Tom Boswell wrote that “Time Begins on Opening Day”. I’ve always felt that summer ends when the baseball season ends and that the end of the World Series brings on four months of darkness, finally ended by spring training and rebirth. Now is the winter of my discontent….
Judie and I saw an astonishing play Monday night. It was “Farinelli and the King” and it starred Mark Rylance. It was based on the true story of King Philip V of Spain in the early 1700s. Philip, the grandson of Louis XIV (the Sun King), was bipolar and severely depressed and simply unable to function due to mental illness. To try to snap him out of it, his wife, Queen Isabel, went to London and hired the most famous singer of the day, a castrato named Farinelli to come and sing for the King. His singing saved the King’s sanity and allowed him to remain King, but their relationship went much deeper. They were two men who were forced to be kings in different ways and found it to be painful. Philip was, of course, forced by his family to be King of Spain and Farinelli was forced by his family to become a castrato and was the King of opera. He was the most acclaimed singer of the day, having been castrated by his brother at the age of ten to preserve his lovely singing voice. In the 1600s until the beginning of Romanticism, the castra
ti were the superstars of the music scene. This was partly due to fact that women were not permitted to perform in many Catholic countries, but also because of the incredible sound that castrati created. According the program notes, musicologists feel that countertenor and altos do not capture that sound. (The last castrati died in 1924 and there really are no good recordings.) Anyway, Farinelli began singing for Philip and never stopped. He quit performing in public and continued to sing daily for Philip until Philip’s death in 1742. (Some of this comes from the programme. You have to buy them here, which is kind of annoying when you are used to free Playbills on Broadway. But the content is much better and this one had articles about the history of castrati, a long article about Philip V, an article about the history of music therapy and an interview with the playwright, Claire van Kempen, Rylance’s wife. It was worth the £4.)

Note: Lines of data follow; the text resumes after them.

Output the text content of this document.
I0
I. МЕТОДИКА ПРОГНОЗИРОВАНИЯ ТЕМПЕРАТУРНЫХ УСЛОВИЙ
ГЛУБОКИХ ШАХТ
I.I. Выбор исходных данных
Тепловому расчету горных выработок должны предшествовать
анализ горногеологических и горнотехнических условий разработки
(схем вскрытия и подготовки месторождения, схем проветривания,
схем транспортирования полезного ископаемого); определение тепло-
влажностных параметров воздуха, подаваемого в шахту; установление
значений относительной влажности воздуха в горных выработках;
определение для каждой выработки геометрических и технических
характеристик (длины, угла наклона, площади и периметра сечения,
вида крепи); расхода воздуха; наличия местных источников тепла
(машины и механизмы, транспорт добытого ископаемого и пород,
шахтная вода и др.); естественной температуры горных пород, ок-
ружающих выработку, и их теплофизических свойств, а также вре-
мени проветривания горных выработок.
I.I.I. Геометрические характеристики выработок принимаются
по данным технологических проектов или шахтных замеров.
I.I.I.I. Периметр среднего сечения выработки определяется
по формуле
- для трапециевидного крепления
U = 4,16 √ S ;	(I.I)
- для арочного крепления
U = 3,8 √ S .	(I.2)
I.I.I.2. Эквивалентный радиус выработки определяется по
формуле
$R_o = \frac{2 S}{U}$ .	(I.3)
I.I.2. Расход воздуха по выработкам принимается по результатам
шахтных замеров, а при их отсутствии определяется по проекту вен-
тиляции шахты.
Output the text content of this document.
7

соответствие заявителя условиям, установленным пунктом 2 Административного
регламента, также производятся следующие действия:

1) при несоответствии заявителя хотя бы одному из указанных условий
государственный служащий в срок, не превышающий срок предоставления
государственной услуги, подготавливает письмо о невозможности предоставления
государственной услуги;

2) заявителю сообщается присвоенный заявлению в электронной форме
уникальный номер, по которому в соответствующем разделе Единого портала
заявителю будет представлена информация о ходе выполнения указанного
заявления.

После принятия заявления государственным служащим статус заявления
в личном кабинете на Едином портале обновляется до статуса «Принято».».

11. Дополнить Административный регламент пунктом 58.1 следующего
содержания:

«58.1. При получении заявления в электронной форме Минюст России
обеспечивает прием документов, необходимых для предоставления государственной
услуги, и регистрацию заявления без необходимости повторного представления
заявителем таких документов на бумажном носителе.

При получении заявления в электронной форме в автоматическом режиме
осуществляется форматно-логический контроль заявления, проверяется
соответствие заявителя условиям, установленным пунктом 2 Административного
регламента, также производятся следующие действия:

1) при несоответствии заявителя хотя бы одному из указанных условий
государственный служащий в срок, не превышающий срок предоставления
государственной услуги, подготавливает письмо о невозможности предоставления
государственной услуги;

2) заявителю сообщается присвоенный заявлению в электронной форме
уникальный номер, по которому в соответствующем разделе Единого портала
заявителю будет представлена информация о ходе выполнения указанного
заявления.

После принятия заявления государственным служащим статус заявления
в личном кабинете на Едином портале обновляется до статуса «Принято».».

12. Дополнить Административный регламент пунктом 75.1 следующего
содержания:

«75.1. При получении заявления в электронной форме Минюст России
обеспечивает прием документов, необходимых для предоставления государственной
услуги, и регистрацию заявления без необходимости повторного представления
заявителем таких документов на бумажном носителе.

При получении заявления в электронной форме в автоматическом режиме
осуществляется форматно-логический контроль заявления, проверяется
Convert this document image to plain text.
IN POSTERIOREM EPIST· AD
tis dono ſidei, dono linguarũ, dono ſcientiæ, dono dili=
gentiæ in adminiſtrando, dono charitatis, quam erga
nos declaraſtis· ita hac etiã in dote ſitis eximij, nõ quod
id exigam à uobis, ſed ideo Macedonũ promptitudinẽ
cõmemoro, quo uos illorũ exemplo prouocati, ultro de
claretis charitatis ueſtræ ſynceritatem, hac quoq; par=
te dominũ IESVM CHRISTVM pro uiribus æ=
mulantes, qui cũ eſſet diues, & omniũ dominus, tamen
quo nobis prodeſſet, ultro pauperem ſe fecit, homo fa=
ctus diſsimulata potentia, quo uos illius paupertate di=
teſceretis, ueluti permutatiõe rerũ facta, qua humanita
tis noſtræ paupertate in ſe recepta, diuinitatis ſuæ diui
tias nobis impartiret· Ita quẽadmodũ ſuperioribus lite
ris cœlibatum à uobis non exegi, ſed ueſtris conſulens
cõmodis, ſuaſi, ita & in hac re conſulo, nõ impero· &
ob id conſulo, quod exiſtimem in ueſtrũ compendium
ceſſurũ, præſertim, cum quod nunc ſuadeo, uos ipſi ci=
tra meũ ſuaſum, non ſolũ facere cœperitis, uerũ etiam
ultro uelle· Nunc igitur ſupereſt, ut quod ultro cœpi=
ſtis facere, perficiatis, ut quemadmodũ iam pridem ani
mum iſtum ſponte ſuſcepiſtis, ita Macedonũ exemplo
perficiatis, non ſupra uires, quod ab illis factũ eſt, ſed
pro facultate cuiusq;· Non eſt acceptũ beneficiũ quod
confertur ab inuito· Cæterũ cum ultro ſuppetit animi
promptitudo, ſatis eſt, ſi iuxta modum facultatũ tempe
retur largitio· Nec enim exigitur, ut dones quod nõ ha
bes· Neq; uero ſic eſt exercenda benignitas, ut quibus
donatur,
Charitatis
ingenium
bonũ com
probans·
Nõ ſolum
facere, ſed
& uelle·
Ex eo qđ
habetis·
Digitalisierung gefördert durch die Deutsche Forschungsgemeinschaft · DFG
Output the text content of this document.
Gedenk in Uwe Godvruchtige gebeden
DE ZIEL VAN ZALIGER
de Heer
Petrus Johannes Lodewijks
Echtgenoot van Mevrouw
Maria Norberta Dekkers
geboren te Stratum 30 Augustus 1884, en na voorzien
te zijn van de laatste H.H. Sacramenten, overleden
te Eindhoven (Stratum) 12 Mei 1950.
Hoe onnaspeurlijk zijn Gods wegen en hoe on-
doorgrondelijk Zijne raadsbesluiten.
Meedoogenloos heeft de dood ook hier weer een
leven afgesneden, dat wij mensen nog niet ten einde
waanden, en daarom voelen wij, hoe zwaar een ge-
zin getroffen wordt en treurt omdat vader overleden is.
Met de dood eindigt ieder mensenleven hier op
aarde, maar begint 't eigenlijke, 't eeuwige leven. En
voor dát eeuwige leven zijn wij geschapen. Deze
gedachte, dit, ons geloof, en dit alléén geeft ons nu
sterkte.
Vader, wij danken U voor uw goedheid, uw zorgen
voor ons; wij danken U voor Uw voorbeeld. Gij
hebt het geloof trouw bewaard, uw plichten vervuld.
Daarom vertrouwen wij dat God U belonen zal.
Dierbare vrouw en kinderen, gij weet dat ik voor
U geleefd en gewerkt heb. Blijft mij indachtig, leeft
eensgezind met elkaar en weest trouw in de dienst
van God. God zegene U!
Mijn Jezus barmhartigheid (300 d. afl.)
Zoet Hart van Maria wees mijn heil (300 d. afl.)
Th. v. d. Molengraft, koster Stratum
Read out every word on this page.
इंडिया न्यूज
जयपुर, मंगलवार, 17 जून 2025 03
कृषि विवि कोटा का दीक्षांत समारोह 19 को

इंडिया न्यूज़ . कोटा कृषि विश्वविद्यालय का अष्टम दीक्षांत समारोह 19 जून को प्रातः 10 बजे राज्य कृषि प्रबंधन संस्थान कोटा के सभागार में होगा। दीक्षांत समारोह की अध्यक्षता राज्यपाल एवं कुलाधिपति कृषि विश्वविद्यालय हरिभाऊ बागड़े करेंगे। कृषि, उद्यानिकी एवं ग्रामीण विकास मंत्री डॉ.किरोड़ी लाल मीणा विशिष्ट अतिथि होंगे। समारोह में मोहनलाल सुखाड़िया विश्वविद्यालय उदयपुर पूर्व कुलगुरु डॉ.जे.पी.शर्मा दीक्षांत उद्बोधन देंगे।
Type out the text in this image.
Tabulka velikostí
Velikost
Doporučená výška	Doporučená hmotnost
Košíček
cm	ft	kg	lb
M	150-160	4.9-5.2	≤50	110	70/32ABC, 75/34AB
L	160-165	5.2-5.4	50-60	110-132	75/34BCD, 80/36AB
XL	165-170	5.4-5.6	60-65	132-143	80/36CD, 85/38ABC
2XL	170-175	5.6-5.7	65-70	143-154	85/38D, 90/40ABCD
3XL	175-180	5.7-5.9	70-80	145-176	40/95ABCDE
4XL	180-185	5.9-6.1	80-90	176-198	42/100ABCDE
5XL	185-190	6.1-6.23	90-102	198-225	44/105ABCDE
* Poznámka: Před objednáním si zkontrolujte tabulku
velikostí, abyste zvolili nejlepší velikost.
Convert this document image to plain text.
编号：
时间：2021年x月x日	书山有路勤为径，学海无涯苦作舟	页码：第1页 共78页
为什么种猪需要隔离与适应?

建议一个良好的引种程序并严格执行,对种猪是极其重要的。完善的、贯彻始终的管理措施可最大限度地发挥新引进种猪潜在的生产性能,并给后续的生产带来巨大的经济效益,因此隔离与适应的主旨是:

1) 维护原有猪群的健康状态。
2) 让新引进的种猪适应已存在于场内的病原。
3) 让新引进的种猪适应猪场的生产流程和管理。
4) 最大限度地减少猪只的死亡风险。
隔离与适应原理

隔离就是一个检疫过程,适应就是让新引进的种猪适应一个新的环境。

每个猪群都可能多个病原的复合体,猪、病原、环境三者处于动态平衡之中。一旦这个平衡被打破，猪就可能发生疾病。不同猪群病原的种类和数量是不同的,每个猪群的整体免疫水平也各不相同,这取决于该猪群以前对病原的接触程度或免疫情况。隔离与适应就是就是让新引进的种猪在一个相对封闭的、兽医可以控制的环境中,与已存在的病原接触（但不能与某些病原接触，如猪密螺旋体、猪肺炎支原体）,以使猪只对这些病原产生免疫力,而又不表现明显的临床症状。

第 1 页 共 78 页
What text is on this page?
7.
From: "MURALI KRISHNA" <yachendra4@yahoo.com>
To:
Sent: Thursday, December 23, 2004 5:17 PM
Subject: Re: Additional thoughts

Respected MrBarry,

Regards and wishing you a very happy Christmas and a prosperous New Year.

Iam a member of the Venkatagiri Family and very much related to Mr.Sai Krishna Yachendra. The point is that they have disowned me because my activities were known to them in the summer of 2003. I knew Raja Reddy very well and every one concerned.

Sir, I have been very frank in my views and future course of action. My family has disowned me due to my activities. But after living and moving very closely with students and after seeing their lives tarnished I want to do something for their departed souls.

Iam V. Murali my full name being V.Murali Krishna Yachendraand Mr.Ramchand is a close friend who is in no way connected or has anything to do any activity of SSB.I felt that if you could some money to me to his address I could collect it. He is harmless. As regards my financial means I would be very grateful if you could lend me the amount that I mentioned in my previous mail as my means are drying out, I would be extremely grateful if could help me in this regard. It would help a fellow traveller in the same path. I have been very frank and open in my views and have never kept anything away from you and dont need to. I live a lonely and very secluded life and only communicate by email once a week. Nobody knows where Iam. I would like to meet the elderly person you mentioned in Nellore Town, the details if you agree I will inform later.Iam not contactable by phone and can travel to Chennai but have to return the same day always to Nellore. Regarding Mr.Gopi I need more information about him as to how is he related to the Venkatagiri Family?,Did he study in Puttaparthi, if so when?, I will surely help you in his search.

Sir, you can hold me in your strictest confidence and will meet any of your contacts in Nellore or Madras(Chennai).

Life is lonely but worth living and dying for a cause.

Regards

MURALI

So you have this incredible story: Crazy king played by the great Mark Rylance, a beautiful and powerful queen determined to save her husband, conniving courtiers trying to get rid of him and/or start a war, the most brilliant singer of his day, not just making all the difference in the KIng’s sanity, in one of the first examples of music therapy, but retiring from public performance and becoming the King’s best friend and confidante. It was put together wonderfully into a compelling play, but what made it utterly memorable was the music. Interspersed in the course of the play were instances in which Farinelli sang for the King. But rather than finding an actor who could sing (or a singer who could act), they simply rotated three famous countertenor who would enter, dressed in the same costume as the Farinelli actor and sing these unbelievably lovely arias. (They were mostly by Handel and were the actual arias that the real Farinelli would have sung.) There was something about the other-worldly countertenor voice and the smallness of the theater (the stage was candle-lit) and the context of the plot that made it just ethereal. It gave me chills. So ultimately the play was not simply about the power of music to restore a person to sanity. It was also about the power of music to transport an audience. If they decide to bring it to Broadway, you must see it. And if you are in London, try to figure out how to get one of the few remaining tickets.